PostgreSQL – JSON Field Performance with Large Documents

jsonpostgresqlpostgresql-9.3

How well is the Postgre JSON type optimized for large JSON documents? I am especially concerned about partial retrieval (e.g. the cost of getting the last N items of a JSON array or looking up one particular item in a JSON dict) in situations where the JSON object is multiple MB in size and too large to be loaded efficiently in full.

Background: I am working with a dataset where each record has 10,000s of annotations. I do not need these annotations fully indexed, but do I need the record to insert quickly, so I am considering storing them in a JSON field instead of creating thousands of additional rows in a mapping table.

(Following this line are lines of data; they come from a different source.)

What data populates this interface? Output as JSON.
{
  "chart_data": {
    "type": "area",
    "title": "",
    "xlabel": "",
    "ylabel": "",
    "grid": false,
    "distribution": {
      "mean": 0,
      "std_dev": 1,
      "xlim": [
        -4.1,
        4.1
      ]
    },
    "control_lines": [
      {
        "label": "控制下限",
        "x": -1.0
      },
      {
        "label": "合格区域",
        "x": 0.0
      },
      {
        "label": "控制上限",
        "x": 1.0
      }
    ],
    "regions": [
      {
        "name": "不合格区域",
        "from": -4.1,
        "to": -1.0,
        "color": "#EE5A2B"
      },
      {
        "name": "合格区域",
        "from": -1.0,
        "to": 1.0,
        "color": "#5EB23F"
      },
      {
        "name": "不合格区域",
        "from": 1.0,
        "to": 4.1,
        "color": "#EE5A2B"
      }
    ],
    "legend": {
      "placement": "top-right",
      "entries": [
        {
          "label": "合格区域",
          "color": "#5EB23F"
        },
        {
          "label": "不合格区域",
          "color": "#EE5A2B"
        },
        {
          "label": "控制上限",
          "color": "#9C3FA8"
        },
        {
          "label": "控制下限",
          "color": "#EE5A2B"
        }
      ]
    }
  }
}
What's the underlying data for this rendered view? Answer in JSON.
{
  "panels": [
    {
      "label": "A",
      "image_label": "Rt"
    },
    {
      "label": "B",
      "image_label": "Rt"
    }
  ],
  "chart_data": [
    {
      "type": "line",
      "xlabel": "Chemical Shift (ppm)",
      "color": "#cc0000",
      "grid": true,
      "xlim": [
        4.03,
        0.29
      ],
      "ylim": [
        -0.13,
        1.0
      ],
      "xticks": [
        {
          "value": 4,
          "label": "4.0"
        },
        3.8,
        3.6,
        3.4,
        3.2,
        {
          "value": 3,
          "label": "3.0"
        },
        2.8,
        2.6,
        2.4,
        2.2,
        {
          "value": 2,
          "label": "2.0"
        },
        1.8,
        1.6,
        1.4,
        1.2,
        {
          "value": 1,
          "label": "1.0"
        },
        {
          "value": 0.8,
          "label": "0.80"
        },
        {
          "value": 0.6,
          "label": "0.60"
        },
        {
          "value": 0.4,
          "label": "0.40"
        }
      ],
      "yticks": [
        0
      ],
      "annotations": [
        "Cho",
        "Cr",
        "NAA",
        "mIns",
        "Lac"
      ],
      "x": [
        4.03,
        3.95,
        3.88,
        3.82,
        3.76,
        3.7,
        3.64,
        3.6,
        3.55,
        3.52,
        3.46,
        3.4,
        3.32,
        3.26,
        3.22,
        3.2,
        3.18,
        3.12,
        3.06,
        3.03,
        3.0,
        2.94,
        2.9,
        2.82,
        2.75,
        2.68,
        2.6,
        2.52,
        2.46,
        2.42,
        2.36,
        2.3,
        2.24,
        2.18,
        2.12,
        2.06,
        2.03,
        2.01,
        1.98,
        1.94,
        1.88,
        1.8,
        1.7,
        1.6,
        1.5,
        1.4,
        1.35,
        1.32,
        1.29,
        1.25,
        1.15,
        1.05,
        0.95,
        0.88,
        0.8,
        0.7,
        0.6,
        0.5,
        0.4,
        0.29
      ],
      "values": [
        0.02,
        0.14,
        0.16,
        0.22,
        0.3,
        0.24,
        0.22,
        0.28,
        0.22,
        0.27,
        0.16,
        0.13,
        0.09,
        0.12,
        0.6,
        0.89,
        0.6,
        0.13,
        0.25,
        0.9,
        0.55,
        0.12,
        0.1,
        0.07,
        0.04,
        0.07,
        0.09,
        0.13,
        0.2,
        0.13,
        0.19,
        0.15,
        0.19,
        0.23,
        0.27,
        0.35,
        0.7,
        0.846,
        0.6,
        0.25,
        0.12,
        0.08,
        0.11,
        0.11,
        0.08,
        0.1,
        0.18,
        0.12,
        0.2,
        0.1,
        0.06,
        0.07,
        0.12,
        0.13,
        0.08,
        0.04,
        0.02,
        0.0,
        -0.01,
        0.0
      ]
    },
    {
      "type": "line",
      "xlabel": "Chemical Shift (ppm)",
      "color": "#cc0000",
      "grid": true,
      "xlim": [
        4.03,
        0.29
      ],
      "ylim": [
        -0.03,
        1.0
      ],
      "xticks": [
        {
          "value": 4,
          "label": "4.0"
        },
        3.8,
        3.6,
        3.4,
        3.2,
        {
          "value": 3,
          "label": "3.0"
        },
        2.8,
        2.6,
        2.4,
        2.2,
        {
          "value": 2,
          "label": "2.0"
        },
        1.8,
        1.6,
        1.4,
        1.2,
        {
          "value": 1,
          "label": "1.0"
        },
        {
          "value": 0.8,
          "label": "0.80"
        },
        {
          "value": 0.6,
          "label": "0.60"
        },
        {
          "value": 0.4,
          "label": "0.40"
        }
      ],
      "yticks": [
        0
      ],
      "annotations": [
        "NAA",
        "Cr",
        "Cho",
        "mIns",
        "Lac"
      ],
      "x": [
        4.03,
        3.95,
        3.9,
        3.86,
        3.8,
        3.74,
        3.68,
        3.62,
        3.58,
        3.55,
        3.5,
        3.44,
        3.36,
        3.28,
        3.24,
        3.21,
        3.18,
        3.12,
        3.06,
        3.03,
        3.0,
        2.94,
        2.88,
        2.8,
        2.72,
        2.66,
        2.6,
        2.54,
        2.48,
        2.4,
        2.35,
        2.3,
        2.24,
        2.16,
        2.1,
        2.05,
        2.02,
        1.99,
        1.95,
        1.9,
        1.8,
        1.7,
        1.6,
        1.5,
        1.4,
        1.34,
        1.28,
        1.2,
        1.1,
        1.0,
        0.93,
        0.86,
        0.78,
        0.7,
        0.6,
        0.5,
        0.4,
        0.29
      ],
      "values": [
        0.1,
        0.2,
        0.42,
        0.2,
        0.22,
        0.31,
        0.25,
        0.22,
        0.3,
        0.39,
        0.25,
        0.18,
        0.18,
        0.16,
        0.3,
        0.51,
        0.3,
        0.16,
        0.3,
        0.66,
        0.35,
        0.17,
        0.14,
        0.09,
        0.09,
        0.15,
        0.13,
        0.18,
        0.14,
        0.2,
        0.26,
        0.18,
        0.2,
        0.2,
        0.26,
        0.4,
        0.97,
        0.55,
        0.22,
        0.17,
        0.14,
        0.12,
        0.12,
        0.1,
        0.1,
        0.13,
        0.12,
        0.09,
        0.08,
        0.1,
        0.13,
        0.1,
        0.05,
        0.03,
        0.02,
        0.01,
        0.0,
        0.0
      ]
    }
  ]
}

This relates to PostgreSQL 9.3.

Best Answer

In PostgreSQL 9.3, performance will be fairly poor for large json documents. The whole document must be parsed in order to access a field, index an array, etc. It's stored on disk as a simple text representation, the json text.

PostgreSQL 9.4 is likely to change this, with support for jsonb storage on disk. It'll still have to read the whole json object from disk to access any part of it, but it won't have the same kinds of parsing overheads you'll see in 9.3. It'll also gain many of the indexing features of hstore.

In 9.3, I strongly suspect that hstore, which is stored in a compact binary representation on disk and supports a variety of indexing features, is much more appropriate for your needs.